For the past two decades, the Center for Applied Research in the Apostolate (CARA) at Georgetown University has been publishing The CARA Report, a quarterly newsletter that presents what it calls “the most important and up-to-date research on American Catholics and the Catholic Church in the United States.”

The following is a distillation of some of the topics addressed in the latest CARA Report for summer 2015:

Catholic population trends

The global Catholic population has grown by 57 percent since 1980, but the growth varies tremendously by region. For example, Europe’s Catholic population grew by 6 percent from 1980 to 2012 while the Catholic population of Africa increased by 238 percent.

In spite of such wide variance, the proportion of the global population who are Catholic has remained unusually steady for the last 50 years at about 17.5 percent (the current estimated total world population is 7.3 billion).

In other major findings, in Europe, the Catholic population in 2050 is expected to be about 5 percent smaller than it is today because of low replacement rate fertility and immigration adding few Catholics to the overall population. In the Americas, diocesan bishops, priests and deacons are increasing in number as the number of religious priests, brothers and sisters declines. In Asia, there is strong growth in the numbers of religious priests, brothers and sisters, as well as diocesan priests, and the number of parishes is increasing.
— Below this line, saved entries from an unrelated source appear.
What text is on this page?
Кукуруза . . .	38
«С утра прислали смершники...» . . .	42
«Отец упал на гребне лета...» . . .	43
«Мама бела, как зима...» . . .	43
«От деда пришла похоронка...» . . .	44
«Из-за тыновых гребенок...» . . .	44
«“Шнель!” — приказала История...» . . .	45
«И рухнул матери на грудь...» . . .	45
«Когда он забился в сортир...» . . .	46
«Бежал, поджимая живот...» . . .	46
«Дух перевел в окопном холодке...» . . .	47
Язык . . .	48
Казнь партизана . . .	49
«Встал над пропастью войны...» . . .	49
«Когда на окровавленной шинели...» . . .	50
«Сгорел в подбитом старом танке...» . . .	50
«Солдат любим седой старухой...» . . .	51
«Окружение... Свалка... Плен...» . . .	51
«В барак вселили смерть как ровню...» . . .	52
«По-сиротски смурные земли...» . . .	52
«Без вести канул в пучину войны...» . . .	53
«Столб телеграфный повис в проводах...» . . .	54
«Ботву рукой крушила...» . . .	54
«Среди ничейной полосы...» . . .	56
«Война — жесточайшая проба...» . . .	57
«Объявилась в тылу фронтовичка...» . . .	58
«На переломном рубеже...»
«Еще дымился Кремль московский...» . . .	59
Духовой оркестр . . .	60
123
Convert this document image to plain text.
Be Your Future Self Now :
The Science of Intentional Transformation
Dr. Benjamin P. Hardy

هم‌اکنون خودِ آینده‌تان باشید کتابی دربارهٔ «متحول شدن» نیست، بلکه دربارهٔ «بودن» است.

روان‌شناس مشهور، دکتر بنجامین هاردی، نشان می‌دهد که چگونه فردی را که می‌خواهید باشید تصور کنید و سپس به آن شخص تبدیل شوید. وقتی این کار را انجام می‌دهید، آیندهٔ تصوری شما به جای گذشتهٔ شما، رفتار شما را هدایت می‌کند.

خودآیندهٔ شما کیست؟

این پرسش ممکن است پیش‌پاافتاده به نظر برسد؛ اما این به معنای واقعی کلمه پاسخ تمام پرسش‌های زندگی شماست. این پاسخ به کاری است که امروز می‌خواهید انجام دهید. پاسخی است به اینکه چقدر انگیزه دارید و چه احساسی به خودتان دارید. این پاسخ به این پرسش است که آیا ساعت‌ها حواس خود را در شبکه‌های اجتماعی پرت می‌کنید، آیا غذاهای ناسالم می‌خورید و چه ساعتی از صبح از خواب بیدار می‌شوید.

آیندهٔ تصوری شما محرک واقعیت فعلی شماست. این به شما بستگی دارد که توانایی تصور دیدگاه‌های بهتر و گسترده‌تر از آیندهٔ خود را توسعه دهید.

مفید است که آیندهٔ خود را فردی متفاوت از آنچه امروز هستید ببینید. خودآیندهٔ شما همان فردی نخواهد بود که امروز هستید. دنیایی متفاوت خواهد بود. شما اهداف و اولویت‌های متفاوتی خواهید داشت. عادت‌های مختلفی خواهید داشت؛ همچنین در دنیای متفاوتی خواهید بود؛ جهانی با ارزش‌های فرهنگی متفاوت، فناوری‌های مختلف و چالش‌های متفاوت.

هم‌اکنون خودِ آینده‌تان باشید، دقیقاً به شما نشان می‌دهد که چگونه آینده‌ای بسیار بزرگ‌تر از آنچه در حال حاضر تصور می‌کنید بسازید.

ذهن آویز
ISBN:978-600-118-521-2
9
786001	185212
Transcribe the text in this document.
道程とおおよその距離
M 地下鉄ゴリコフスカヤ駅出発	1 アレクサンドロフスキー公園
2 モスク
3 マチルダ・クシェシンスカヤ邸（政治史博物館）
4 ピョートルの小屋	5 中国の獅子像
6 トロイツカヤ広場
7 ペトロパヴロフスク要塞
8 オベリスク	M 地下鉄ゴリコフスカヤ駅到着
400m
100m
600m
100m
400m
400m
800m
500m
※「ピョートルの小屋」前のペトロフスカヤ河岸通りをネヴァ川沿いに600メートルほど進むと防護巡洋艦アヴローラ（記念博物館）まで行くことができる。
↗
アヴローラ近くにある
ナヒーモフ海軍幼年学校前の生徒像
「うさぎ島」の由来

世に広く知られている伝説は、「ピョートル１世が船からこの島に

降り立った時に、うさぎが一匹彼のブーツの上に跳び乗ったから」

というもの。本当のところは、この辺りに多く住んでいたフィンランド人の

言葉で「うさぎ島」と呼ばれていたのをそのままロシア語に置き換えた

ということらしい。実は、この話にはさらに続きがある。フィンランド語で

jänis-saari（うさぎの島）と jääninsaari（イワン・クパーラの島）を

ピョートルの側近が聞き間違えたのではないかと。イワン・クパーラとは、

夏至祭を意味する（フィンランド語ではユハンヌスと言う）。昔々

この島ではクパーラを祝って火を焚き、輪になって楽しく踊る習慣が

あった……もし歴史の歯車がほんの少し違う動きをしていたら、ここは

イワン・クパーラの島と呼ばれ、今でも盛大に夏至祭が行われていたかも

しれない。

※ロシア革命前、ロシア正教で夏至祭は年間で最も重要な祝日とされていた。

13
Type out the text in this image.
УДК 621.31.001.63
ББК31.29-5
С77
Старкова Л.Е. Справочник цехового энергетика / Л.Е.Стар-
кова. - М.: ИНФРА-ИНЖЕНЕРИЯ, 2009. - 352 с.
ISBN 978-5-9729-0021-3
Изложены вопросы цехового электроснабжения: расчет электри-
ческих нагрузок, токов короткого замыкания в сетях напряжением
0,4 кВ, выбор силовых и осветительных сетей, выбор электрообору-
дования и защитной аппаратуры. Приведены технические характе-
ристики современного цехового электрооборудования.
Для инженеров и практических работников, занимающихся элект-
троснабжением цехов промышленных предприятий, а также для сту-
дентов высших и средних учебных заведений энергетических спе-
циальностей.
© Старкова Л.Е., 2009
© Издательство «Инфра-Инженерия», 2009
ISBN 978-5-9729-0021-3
Muslim numbers may equal Christians by 2050

A recent report from the Pew Research Center begins, “The religious profile of the world is rapidly changing, driven primarily by differences in fertility rates and the size of youth populations among the world’s major religions, as well as by people switching faiths. Over the next four decades, Christians will continue to make up the largest religious group, but Islam will grow faster than any other major religion. If current demographic trends continue, by 2050 the number of Muslims around the world (2.8 billion, or 30 percent of the population) will nearly equal the number of Christians (2.9 billion, or 31 percent), possibly for the first time in history.”

The researchers predicted that by 2050 United States Christians will decline from more than 75 percent of the population in 2010 to about 66 percent in 2050, and Islam will displace Judaism as the largest non-Christian religion. Also, four in ten Christians in the world are expected to live in sub-Saharan Africa.

Women in diocesan leadership positions

A third of the highest-ranking diocesan jobs open to lay people in the United States—chancellor, chief financial officer and superintendent of Catholic schools—are currently filled by women, according to a study by Crux, an online media outlet of the Boston Globe. However, 35 percent of U.S. dioceses have no women in any of those three positions.

Currently, three of the Catholic Church’s largest social service groups in the United States—Catholic Charities USA, Catholic Relief Services, and the Catholic Health Association—are led by women.

Death penalty support waning

“A majority of Americans favor the death penalty for those convicted of murder, but support for the death penalty is as low as it has been in the past 40 years,” says a report by the Pew Research center based on a national survey of 1,500 U.S. adults conducted in March.

Currently, 56 percent of all Americans favor and 38 percent oppose capital punishment for convicted murderers (a change from 62/31 percent in 2011). Among those surveyed who identified themselves as Catholic, 53 percent were in favor and 42 percent opposed the death penalty (a change from 59/36 percent in 2011).

The “Pope Francis Effect”

Comparing results from a survey taken in 2012, the year before Pope Francis was elected, with a similar survey in 2014, CARA researcher Mark Gray found a “significant bounce” in the number of responding Catholics who said their religious affiliation was “strong”: a rise of seven points from 27 percent to 34 percent.

“Even so,” said Gray, “the data do not show any bump in Mass attendance, which is viewed as a bench mark of success for a pope who sees evangelization and outreach as the priority for the Church.”